La stessa circolare 15/E/2015 propone tuttavia due temperamenti. Quanto al primo, se la fattura irregolare non è stata ancora pagata (né per l’imponibile, né per l’Iva), il fornitore deve regolarizzarla attraverso l’emissione di una nota di accredito, seguita da una fattura rettificativa recante i riferimenti allo split payment.
Qualora, invece, la fattura sia stata effettivamente pagata dall’ente pubblico, ma soltanto (e correttamente) per la quota parte relativa all’imponibile, il fornitore può (non «deve») procedere alla regolarizzazione della fattura (ancora una volta, attraverso l’emissione di nota di accredito e di successiva fattura rettificativa).

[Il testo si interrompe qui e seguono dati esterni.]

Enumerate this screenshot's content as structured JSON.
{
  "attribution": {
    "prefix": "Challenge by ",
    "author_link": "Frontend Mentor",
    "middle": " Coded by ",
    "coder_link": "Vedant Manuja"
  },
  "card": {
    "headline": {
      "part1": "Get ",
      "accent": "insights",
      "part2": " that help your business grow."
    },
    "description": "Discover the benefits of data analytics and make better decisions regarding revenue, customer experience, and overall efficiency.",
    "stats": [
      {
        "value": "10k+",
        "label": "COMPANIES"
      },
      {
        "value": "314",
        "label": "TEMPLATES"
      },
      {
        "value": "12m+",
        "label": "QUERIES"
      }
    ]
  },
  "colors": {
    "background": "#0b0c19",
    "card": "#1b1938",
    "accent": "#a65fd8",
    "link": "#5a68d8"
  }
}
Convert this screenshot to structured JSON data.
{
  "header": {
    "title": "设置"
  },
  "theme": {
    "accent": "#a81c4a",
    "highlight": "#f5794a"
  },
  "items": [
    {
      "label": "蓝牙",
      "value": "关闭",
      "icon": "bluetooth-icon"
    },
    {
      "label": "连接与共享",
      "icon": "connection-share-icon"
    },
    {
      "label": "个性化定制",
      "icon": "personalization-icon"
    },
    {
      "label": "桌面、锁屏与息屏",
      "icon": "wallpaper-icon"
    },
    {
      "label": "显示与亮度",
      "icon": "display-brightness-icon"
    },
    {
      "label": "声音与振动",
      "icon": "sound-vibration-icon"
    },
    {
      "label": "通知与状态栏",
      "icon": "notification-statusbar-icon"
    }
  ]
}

Il tema, in ogni caso, riguarda anche gli enti pubblici: se il fornitore non emette nota di accredito, c’è il rischio che gli obblighi di regolarizzazione (entro 30 giorni) della fattura irregolare vengano a ricadere – ex articolo 6, comma 8, Dlgs 471/97 – sull’ente stesso, pena l’applicazione di una sanzione pari al 100% dell’imposta, con un minimo di 258 euro. E questo, si badi bene, anche quando l’ente abbia correttamente applicato lo split payment, riversando all’Erario l’Iva trattenuta al fornitore.
A mitigare un quadro sanzionatorio così palesemente sproporzionato rispetto alla gravità della violazione concorrono due fattori: la circolare 23/99, che considera irregolari le fatture recanti un’imposta o un imponibile inferiore al reale (e non è certo questo il caso delle fatture che non riportano l’annotazione sulla scissione dei pagamenti) e – soprattutto – la giurisprudenza comunitaria, che non ammette l’applicazione di sanzioni eccedenti quanto necessario per la puntuale applicazione dell’imposta.
In ogni caso, meglio differire il pagamento all’atto del ricevimento della nuova fattura rettificata.
Sempre che questo sia possibile, alla luce delle vigenti disposizioni sui tempi di pagamento della Pa.